Part of the plan involves the NYC’s health department partnering with organizations like The Point CDC to tailor strategies to specific communities, beginning with sending out volunteers and health professionals to check on older folks and others who might otherwise be trapped in a sweltering apartment during a heat emergency. Hunts Point is one of three neighborhoods where officials are piloting the initiative this summer. If all goes well, they’ll expand the project across the city.
Kurt Shickman, who consulted on the Cool Neighborhoods plan, applauds the city government for recognizing the unique characteristics of its most heat-vulnerable communities—and then focusing its policy interventions on helping them. “In a neighborhood like the South Bronx, there’s clearly room for more vegetation,” he says. “So how do you plant more trees and how do you maintain those trees such that they grow to a shade height?”
A key to Cool Neighborhoods’ success will be the city’s ability to rally the efforts of many different actors—including multiple city agencies, outside researchers, and grassroots groups like The Point. Shickman calls New York City “one of the best in the world right now” when it comes to tackling the urban heat problem. That’s in large part because of the relationships it’s fostering between diverse stakeholders so that they can take on the issue together.
There’s an added benefit of the coordinated effort: Making strides to cool down New York City’s hottest neighborhoods will also help it address climate change (and vice versa). Beyond repainting surfaces and adding more vegetation, moving toward cleaner energy sources could keep summers in the city from getting considerably hotter, saving lives now and in the long term, according to NRDC senior scientist Kim Knowlton.
“It could mean, by the 2080s, the difference between a 15-degree hotter summer day and just a 3- or 4-degree hotter day—something we can cope with as a society versus something that we will be very challenged to cope with,” Knowlton explains. “It’s a great opportunity to do the right thing.”

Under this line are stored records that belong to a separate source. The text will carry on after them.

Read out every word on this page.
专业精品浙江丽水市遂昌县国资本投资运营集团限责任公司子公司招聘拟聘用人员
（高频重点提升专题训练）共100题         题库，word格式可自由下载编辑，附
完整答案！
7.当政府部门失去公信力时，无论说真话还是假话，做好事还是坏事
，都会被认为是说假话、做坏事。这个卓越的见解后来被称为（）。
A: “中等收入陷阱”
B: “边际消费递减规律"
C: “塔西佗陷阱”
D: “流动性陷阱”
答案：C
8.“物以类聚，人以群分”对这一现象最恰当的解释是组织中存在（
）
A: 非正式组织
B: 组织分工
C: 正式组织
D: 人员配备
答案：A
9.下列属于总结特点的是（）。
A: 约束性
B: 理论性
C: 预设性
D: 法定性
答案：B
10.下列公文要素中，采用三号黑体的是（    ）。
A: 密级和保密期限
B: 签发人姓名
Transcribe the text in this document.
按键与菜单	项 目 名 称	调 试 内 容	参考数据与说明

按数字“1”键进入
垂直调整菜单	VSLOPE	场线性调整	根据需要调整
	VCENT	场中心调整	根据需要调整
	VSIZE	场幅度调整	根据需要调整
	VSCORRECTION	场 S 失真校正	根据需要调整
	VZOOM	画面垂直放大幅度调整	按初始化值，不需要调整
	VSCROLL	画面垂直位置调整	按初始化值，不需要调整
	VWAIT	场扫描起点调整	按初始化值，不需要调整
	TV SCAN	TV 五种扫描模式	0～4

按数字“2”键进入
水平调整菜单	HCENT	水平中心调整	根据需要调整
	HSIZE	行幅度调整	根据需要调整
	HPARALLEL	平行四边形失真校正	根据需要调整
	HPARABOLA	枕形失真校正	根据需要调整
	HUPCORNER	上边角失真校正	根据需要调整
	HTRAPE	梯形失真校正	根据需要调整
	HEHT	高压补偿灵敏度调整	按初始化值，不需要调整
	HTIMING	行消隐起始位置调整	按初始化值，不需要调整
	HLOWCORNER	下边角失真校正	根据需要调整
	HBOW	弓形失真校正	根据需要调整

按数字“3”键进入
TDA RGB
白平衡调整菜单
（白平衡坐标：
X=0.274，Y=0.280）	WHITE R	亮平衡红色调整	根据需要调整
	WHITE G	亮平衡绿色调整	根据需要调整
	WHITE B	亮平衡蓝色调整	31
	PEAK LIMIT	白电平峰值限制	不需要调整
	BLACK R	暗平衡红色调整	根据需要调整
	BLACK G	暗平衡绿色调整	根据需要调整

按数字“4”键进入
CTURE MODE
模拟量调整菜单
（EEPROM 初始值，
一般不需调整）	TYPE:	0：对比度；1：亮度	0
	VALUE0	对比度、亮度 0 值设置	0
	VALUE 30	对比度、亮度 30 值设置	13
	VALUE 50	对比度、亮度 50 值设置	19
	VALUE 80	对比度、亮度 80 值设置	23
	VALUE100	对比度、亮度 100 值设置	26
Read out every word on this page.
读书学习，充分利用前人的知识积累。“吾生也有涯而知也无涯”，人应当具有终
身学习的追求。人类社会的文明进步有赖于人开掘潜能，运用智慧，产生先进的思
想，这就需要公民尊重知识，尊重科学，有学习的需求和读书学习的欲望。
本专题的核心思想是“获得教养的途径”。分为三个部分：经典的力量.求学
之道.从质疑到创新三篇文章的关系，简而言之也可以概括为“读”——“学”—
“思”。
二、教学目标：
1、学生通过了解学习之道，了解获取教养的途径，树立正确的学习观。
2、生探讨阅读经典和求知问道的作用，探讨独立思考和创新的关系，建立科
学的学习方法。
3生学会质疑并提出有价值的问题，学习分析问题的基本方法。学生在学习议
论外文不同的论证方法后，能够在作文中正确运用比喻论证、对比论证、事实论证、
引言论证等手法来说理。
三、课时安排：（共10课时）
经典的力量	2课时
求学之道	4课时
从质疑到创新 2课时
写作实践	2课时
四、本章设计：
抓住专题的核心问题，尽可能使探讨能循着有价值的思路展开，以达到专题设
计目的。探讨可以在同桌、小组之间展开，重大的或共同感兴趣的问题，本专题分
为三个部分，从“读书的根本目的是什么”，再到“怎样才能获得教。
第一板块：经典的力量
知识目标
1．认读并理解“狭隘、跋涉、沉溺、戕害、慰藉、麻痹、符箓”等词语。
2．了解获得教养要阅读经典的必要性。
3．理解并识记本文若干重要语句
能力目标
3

Before this summer’s first heat wave enveloped New York, Ajohntae Dixon had made sure he was prepared, buying two 1.5-foot box fans to supplement the ACs he and his mom had installed last year. And he chose to sequester himself indoors as temperatures rose above 90 degrees for five days straight just before Independence Day.
“It’s a little disheartening,” Dixon says. “There are often times I want to do things, and it’s a lot harder when it’s so hot outside.”
But he knows he’s simply taking care of himself—and preventing another unwanted trip to the hospital.